Cut offers a look into the mobility of significance, meaning, and self-definition through popular culture. Cut and the various meanings of the word serve as the common denominator for the show – the threshold between reality and fiction in the language of cinema; the essence of collage in the language of art, and the harbinger of pain in the language of the body.

Keren Cytter’s Repulsion, a multi-channel video inspired by Roman Polanski’s first English film of the same title conveys a mood of suspense through three varied scenarios. As a triptych running in tandem, Cytter references Doug Aitken’s investigations into fragmented and simultaneous narration with a touch of ‘Hitchcock Presents’. Surrounded and disoriented by video, the viewer is held captive. The perceptual task at hand, then, is that of locating the self-immersed in a remake of sorts. Appropriated, fragmented, and relational, Cytter addresses narrative structure and meaning through a collage-like mobility.

Jonathan Hartshorn maps out a tangle of desultory associations with drawings, photos, and objects (found and of his own creation). His wall installations are mini-exhibitions, seemingly biographical, which in their intricacy create an introverted tautology. All in all, his work points to a world of relational meaning, collaged, mobile, re-contextualized with each component gaining significance in proximity to other works.

In a series of collages cum self-portraits cum performance art, Anna Parkina investigates the Self in relation to the culture of spectacle. Her aesthetic embodies Soviet design, 80’s computer graphics, and screen-printing, which together provide an ironic anachronism relevant in a common desire to create ulterior social orders.

Meredyth Sparks’ collages allude to the geometry of Kasimir Malevich and the iconography of Gerhard Richter. In her recent work Sparks utilizes the image of Annie Beatrice Henry, the second woman in the history of Louisiana to be electrocuted by the state. Her head held high for a mug shot eerily becomes a mask for the figure behind her. Via repetition and surface cutouts, Sparks’ sense of collage is dark, even, and nihilistic in its negation and monotony – a tone which Cut accepts in all its anxiety and irony.
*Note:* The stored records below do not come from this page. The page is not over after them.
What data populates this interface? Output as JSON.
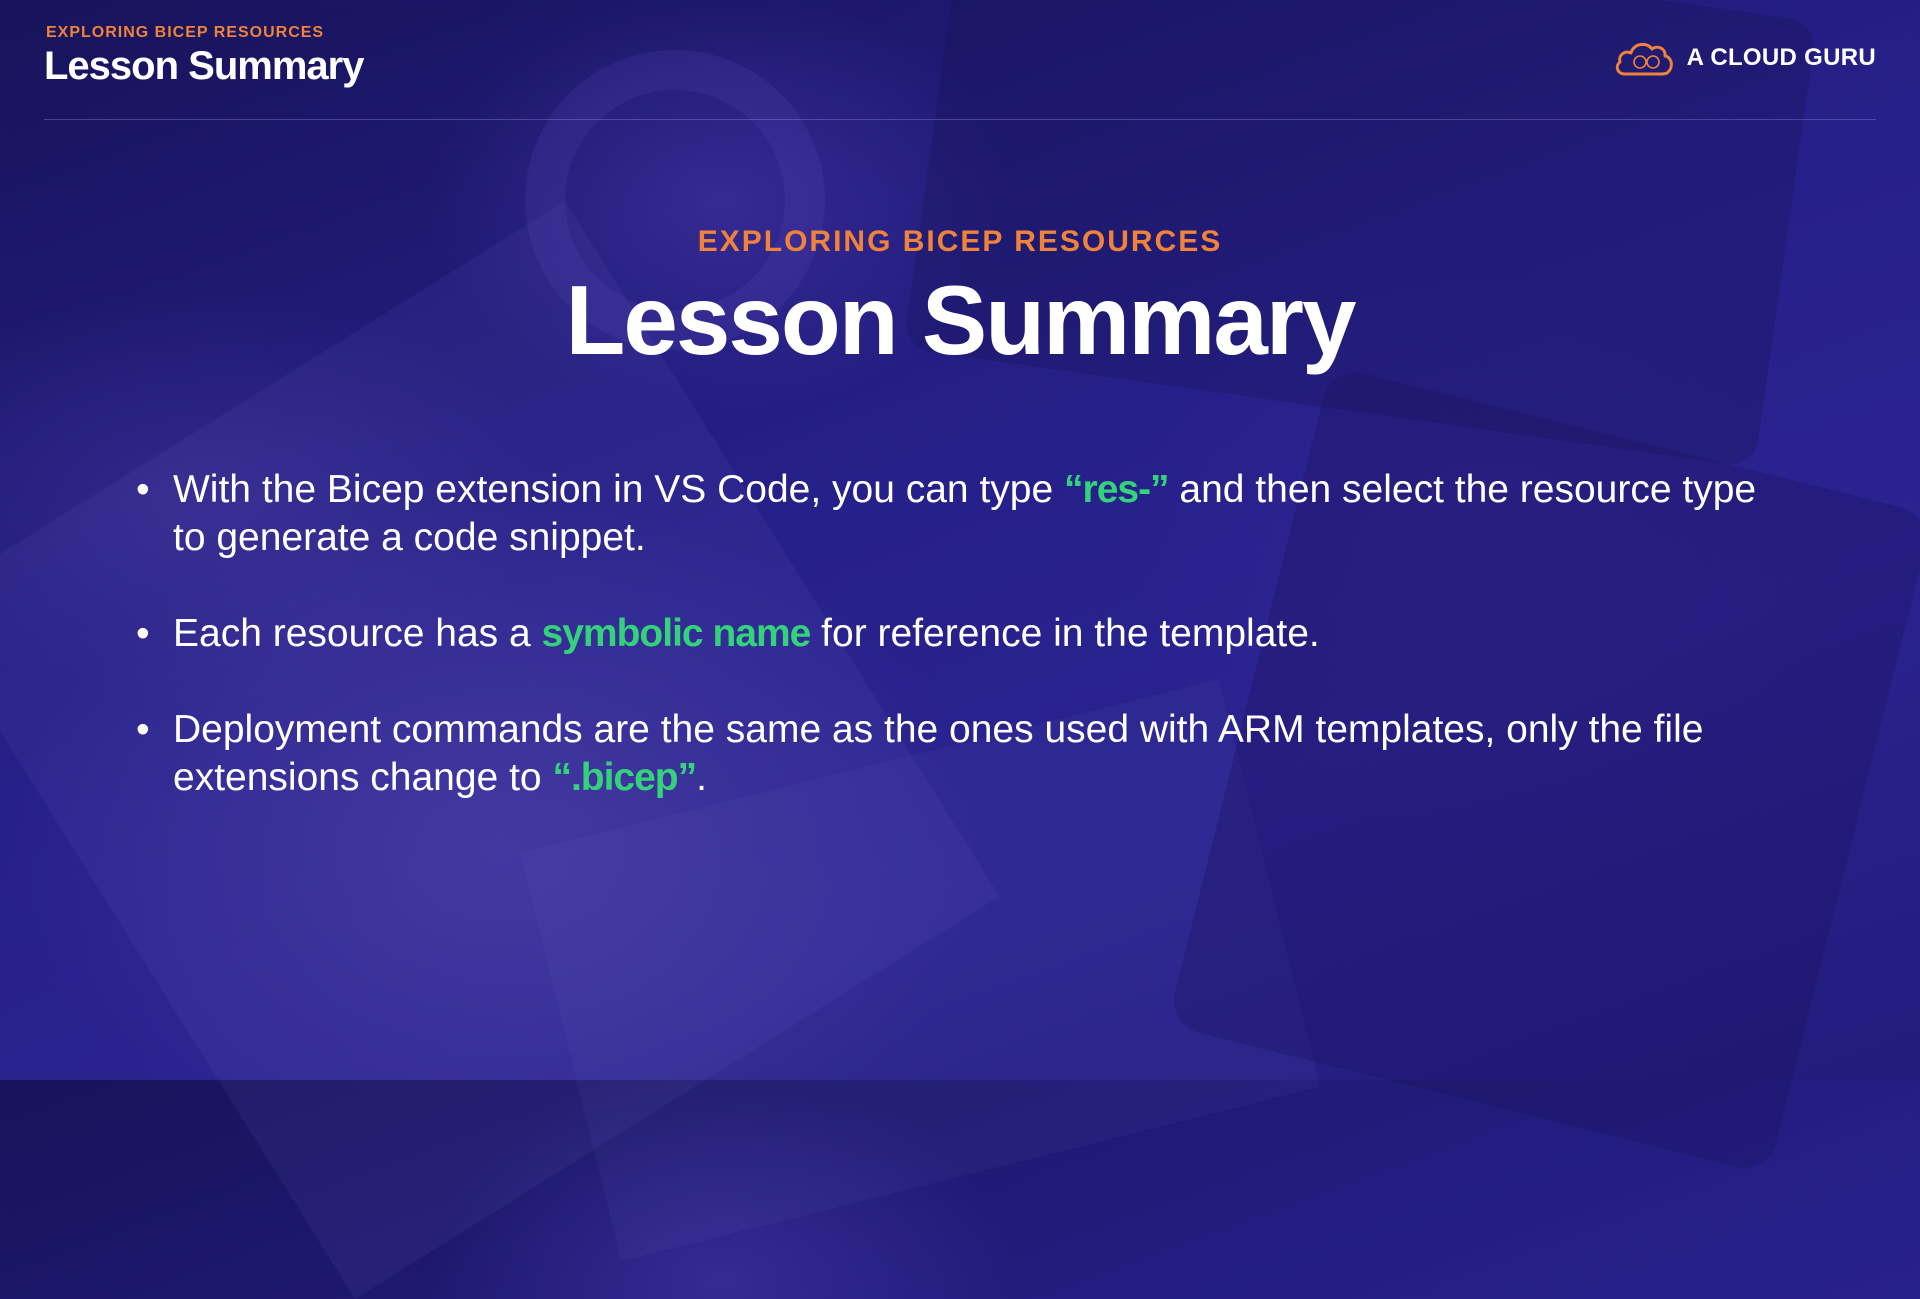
{
  "header": {
    "eyebrow": "EXPLORING BICEP RESOURCES",
    "title": "Lesson Summary"
  },
  "brand": {
    "icon": "cloud-icon",
    "name": "A CLOUD GURU"
  },
  "hero": {
    "eyebrow": "EXPLORING BICEP RESOURCES",
    "title": "Lesson Summary"
  },
  "bullets": [
    {
      "marker": "•",
      "pre": "With the Bicep extension in VS Code, you can type ",
      "highlight": "“res-”",
      "post": " and then select the resource type to generate a code snippet."
    },
    {
      "marker": "•",
      "pre": "Each resource has a ",
      "highlight": "symbolic name",
      "post": " for reference in the template."
    },
    {
      "marker": "•",
      "pre": "Deployment commands are the same as the ones used with ARM templates, only the file extensions change to ",
      "highlight": "“.bicep”",
      "post": "."
    }
  ],
  "colors": {
    "accent_orange": "#f0823a",
    "highlight_green": "#34d27a",
    "background": "#26208a"
  }
}
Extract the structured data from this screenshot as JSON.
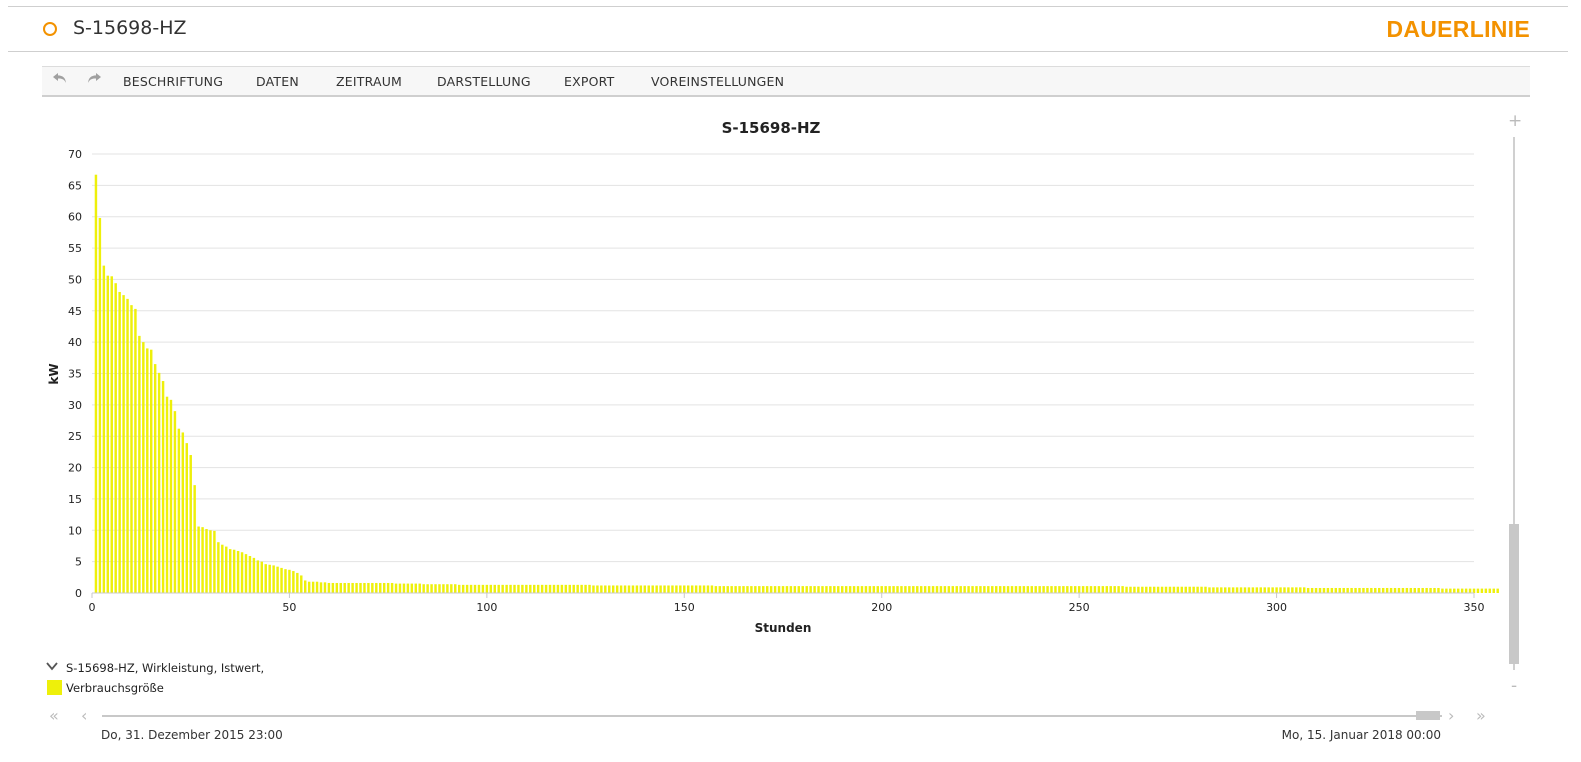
{
  "header": {
    "title": "S-15698-HZ",
    "app_title": "DAUERLINIE",
    "accent_color": "#f39200"
  },
  "toolbar": {
    "undo_icon": "undo-arrow-icon",
    "redo_icon": "redo-arrow-icon",
    "items": [
      {
        "label": "BESCHRIFTUNG"
      },
      {
        "label": "DATEN"
      },
      {
        "label": "ZEITRAUM"
      },
      {
        "label": "DARSTELLUNG"
      },
      {
        "label": "EXPORT"
      },
      {
        "label": "VOREINSTELLUNGEN"
      }
    ]
  },
  "zoom": {
    "plus": "+",
    "minus": "-"
  },
  "legend": {
    "group": "S-15698-HZ, Wirkleistung, Istwert,",
    "entry": "Verbrauchsgröße",
    "swatch_color": "#eef00a"
  },
  "navigator": {
    "first": "«",
    "prev": "‹",
    "next": "›",
    "last": "»",
    "start_label": "Do, 31. Dezember 2015 23:00",
    "end_label": "Mo, 15. Januar 2018 00:00"
  },
  "chart_data": {
    "type": "bar",
    "title": "S-15698-HZ",
    "xlabel": "Stunden",
    "ylabel": "kW",
    "xlim": [
      0,
      350
    ],
    "ylim": [
      0,
      70
    ],
    "xticks": [
      0,
      50,
      100,
      150,
      200,
      250,
      300,
      350
    ],
    "yticks": [
      0,
      5,
      10,
      15,
      20,
      25,
      30,
      35,
      40,
      45,
      50,
      55,
      60,
      65,
      70
    ],
    "grid": true,
    "bar_color": "#eef00a",
    "series": [
      {
        "name": "Verbrauchsgröße",
        "x_start": 1,
        "x_step": 1,
        "values": [
          66.7,
          59.8,
          52.2,
          50.6,
          50.5,
          49.4,
          48.0,
          47.5,
          46.9,
          45.9,
          45.3,
          41.0,
          40.0,
          39.0,
          38.8,
          36.5,
          35.1,
          33.8,
          31.3,
          30.8,
          29.0,
          26.2,
          25.6,
          23.9,
          22.0,
          17.2,
          10.6,
          10.5,
          10.2,
          10.0,
          9.9,
          8.1,
          7.7,
          7.4,
          7.0,
          6.9,
          6.7,
          6.5,
          6.2,
          5.9,
          5.6,
          5.2,
          5.0,
          4.6,
          4.5,
          4.4,
          4.2,
          4.0,
          3.8,
          3.7,
          3.5,
          3.2,
          2.8,
          2.0,
          1.8,
          1.8,
          1.8,
          1.7,
          1.7,
          1.6,
          1.6,
          1.6,
          1.6,
          1.6,
          1.6,
          1.6,
          1.6,
          1.6,
          1.6,
          1.6,
          1.6,
          1.6,
          1.6,
          1.6,
          1.6,
          1.6,
          1.5,
          1.5,
          1.5,
          1.5,
          1.5,
          1.5,
          1.5,
          1.4,
          1.4,
          1.4,
          1.4,
          1.4,
          1.4,
          1.4,
          1.4,
          1.4,
          1.3,
          1.3,
          1.3,
          1.3,
          1.3,
          1.3,
          1.3,
          1.3,
          1.3,
          1.3,
          1.3,
          1.3,
          1.3,
          1.3,
          1.3,
          1.3,
          1.3,
          1.3,
          1.3,
          1.3,
          1.3,
          1.3,
          1.3,
          1.3,
          1.3,
          1.3,
          1.3,
          1.3,
          1.3,
          1.3,
          1.3,
          1.3,
          1.3,
          1.3,
          1.2,
          1.2,
          1.2,
          1.2,
          1.2,
          1.2,
          1.2,
          1.2,
          1.2,
          1.2,
          1.2,
          1.2,
          1.2,
          1.2,
          1.2,
          1.2,
          1.2,
          1.2,
          1.2,
          1.2,
          1.2,
          1.2,
          1.2,
          1.2,
          1.2,
          1.2,
          1.2,
          1.2,
          1.2,
          1.2,
          1.2,
          1.1,
          1.1,
          1.1,
          1.1,
          1.1,
          1.1,
          1.1,
          1.1,
          1.1,
          1.1,
          1.1,
          1.1,
          1.1,
          1.1,
          1.1,
          1.1,
          1.1,
          1.1,
          1.1,
          1.1,
          1.1,
          1.1,
          1.1,
          1.1,
          1.1,
          1.1,
          1.1,
          1.1,
          1.1,
          1.1,
          1.1,
          1.1,
          1.1,
          1.1,
          1.1,
          1.1,
          1.1,
          1.1,
          1.1,
          1.1,
          1.1,
          1.1,
          1.1,
          1.1,
          1.1,
          1.1,
          1.1,
          1.1,
          1.1,
          1.1,
          1.1,
          1.1,
          1.1,
          1.1,
          1.1,
          1.1,
          1.1,
          1.1,
          1.1,
          1.1,
          1.1,
          1.1,
          1.1,
          1.1,
          1.1,
          1.1,
          1.1,
          1.1,
          1.1,
          1.1,
          1.1,
          1.1,
          1.1,
          1.1,
          1.1,
          1.1,
          1.1,
          1.1,
          1.1,
          1.1,
          1.1,
          1.1,
          1.1,
          1.1,
          1.1,
          1.1,
          1.1,
          1.1,
          1.1,
          1.1,
          1.1,
          1.1,
          1.1,
          1.1,
          1.1,
          1.1,
          1.1,
          1.1,
          1.1,
          1.1,
          1.1,
          1.1,
          1.1,
          1.1,
          1.0,
          1.0,
          1.0,
          1.0,
          1.0,
          1.0,
          1.0,
          1.0,
          1.0,
          1.0,
          1.0,
          1.0,
          1.0,
          1.0,
          1.0,
          1.0,
          1.0,
          1.0,
          1.0,
          1.0,
          1.0,
          0.9,
          0.9,
          0.9,
          0.9,
          0.9,
          0.9,
          0.9,
          0.9,
          0.9,
          0.9,
          0.9,
          0.9,
          0.9,
          0.9,
          0.9,
          0.9,
          0.9,
          0.9,
          0.9,
          0.9,
          0.9,
          0.9,
          0.9,
          0.9,
          0.9,
          0.8,
          0.8,
          0.8,
          0.8,
          0.8,
          0.8,
          0.8,
          0.8,
          0.8,
          0.8,
          0.8,
          0.8,
          0.8,
          0.8,
          0.8,
          0.8,
          0.8,
          0.8,
          0.8,
          0.8,
          0.8,
          0.8,
          0.8,
          0.8,
          0.8,
          0.8,
          0.8,
          0.8,
          0.8,
          0.8,
          0.8,
          0.8,
          0.8,
          0.8,
          0.7,
          0.7,
          0.7,
          0.7,
          0.7,
          0.7,
          0.7,
          0.7,
          0.7,
          0.7,
          0.7,
          0.7,
          0.7,
          0.7,
          0.7,
          0.7,
          0.7,
          0.7,
          0.7,
          0.7,
          0.6,
          0.6
        ]
      }
    ]
  }
}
Keren Cytter lives and works in Berlin. Her work is currently on view in a solo exhibition at The Museum of Modern Art (MOMUK), Vienna Austria. Her videos were also exhibited in The Lyon Biennial, The Moscow biennial, and in solo exhibitions at Kust-Werke Berlin, Kunsthalle Zurich and at the Frankfurter Kunstverein. She will also be included in ‘Television Delivers People’, which opens next month at The Whitney Museum. Jonathan Hartshorn lives and works in New York. His work has been exhibited at PS1 MoMA, New York; Roberts & Tilton, Los Angeles; and at Feature Inc., New York. Anna Parkina lives and works in Moscow. Her work has been exhibited at COMA, Berlin (solo); HaswellEdiger, New York (solo); Daniel Hug, Los Angeles; and Michael Janssen, Cologne. Meredyth Sparks lives and works in New York. Her work has been exhibited at The Moscow Biennial; PS1 MoMA, New York; The Kitchen, New York; Galerie Frank Elbaz, Paris (solo); Elizabeth Dee, New York; and Spruth Magers Lee, London.